The following is an overview of what to know about current trends, things to watch for, and other background information related to workers compensation fraud.

Types of Fraud

There are three types of workers’ compensation fraud. These are employer fraud, vendor fraud, and employee fraud. Employee fraud is the most commonly discussed, and it accounts for about 20% of annual workers’ compensation claims.

While workers’ compensation fraud of any type can and does occur, it’s important for business owners to know that it is still rare, and 95% of all claims do involve real workplace accidents. However, of those accidents that are real and do occur at work, fraud can still happen. For example, while someone might be injured at work, they may continue to claim benefits for much longer than what they need, and they may claim they aren’t able to return to work for much longer than is the reality.

Another example of fraud occurs when an employee works somewhere else but is still receiving workers’ compensation benefits.

Who Pays for Workers’ Compensation Fraud?

Of those $7.2 billion in annual costs, who’s shouldering the burden? Research shows pretty much everyone. When an employee makes a claim, the company they work for,which is you as the employer will have to pay for it with an increase in workers’ compensation insurance premiums. That’s not where it ends, though.

Other employees in your business as paying well because they are often pulling the weight of the employee who isn’t there. As an employer, when you have someone out, you may be less likely to give raises as well because you can’t afford it. Consumers can pay because of higher costs to deliver products or services as well.

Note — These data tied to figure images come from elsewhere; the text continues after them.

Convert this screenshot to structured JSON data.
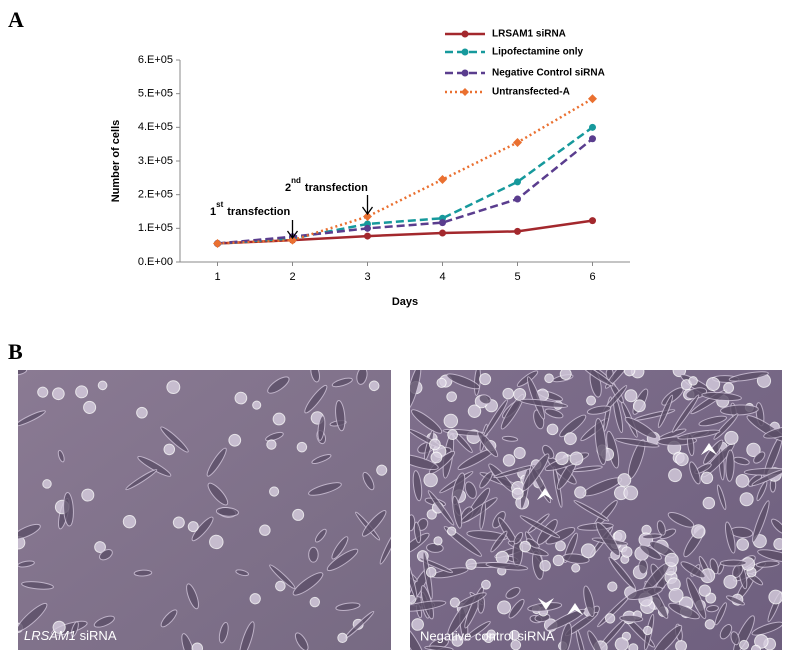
{
  "panel_a": {
    "label": "A",
    "chart_data": {
      "type": "line",
      "x": [
        1,
        2,
        3,
        4,
        5,
        6
      ],
      "xlim": [
        0.5,
        6.5
      ],
      "xticks": [
        1,
        2,
        3,
        4,
        5,
        6
      ],
      "ylim": [
        0,
        600000
      ],
      "yticks": [
        {
          "value": 0,
          "label": "0.E+00"
        },
        {
          "value": 100000,
          "label": "1.E+05"
        },
        {
          "value": 200000,
          "label": "2.E+05"
        },
        {
          "value": 300000,
          "label": "3.E+05"
        },
        {
          "value": 400000,
          "label": "4.E+05"
        },
        {
          "value": 500000,
          "label": "5.E+05"
        },
        {
          "value": 600000,
          "label": "6.E+05"
        }
      ],
      "x_label": "Days",
      "y_label": "Number of cells",
      "grid": false,
      "legend": "upper right",
      "series": [
        {
          "name": "LRSAM1 siRNA",
          "color": "#a3282d",
          "linestyle": "solid",
          "marker": "circle",
          "values": [
            55000,
            65000,
            77000,
            86000,
            91000,
            123000
          ]
        },
        {
          "name": "Lipofectamine only",
          "color": "#16999c",
          "linestyle": "dashed",
          "marker": "circle",
          "values": [
            55000,
            70000,
            113000,
            130000,
            238000,
            400000
          ]
        },
        {
          "name": "Negative Control siRNA",
          "color": "#5a3d8e",
          "linestyle": "dashed",
          "marker": "circle",
          "values": [
            55000,
            75000,
            100000,
            117000,
            187000,
            366000
          ]
        },
        {
          "name": "Untransfected-A",
          "color": "#ea7030",
          "linestyle": "dotted",
          "marker": "diamond",
          "values": [
            55000,
            65000,
            135000,
            245000,
            355000,
            485000
          ]
        }
      ],
      "annotations": [
        {
          "number": "1",
          "suffix": "st",
          "text": "transfection"
        },
        {
          "number": "2",
          "suffix": "nd",
          "text": "transfection"
        }
      ]
    }
  },
  "panel_b": {
    "label": "B",
    "images": [
      {
        "gene": "LRSAM1",
        "caption": "siRNA"
      },
      {
        "caption": "Negative control siRNA"
      }
    ]
  }
}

What Are the Signs of Workers’ Compensation Fraud?

If you spot the red flags of fraud, you can contact an insurance investigator who can help you with things like surveillance, locating witnesses, investigations at the scene, and more but you still need to be able to proactively see the warning signs to know that you should bring in a professional investigator.

Some possible warning signs of fraud include:

  • The employee is supposedly injured on Friday afternoon but doesn’t report it until Monday, or is injured Monday morning first thing.
  • There are no witnesses.
  • Based on the employees’ description of the accident, it would seem illogical that it could occur.
  • An employee works with health care providers or lawyers with a history of suspicious claims. For example, sometimes claimants will turn to the same pool of doctors and lawyers.
  • The accident occurs right before an employee is fired or right after, or perhaps when seasonal work is drawing to an end, or a project is ending.
  • The claims adjustor isn’t able to reach the claimant while they’re at home during the day or doctors appointments are frequently missed (this could indicate the claimant is working somewhere else while receiving benefits)
  • Treatment seems to be excessive or ongoing for what appear to be minor injuries
  • Medical bills and documents are copies rather than originals
  • The claimant visited several doctors (doctor shopping for an opinion that would be favorable to them)
  • You first learn about the claim because your employee has hired a lawyer immediately after filing the claim
  • There is any delay in the reporting of an injury
  • An employee has seemed unhappy or had problems at work before the injury

Preventing Workers’ Compensation Fraud

Along with looking at possible red flags that could indicate fraud is occurring, as an employer, you can also take steps to prevent this type of fraud. Some of the prevention tips you can put in place include:

  • Work on cultivating a positive corporate culture because happy employees are less likely to commit fraud
  • Do thorough background checks before you hire new employees
  • Focus on employee safety including safety plans and thorough training of employees
  • Create a specific set of steps for employees to follow if an accident occurs and also make sure supervisors are well-trained on how to handle workplace accidents

Workers’ compensation fraud is an unfortunate part of doing business for some companies. It’s important to know what to look for as an employer to lower the risk that it will happen in your business.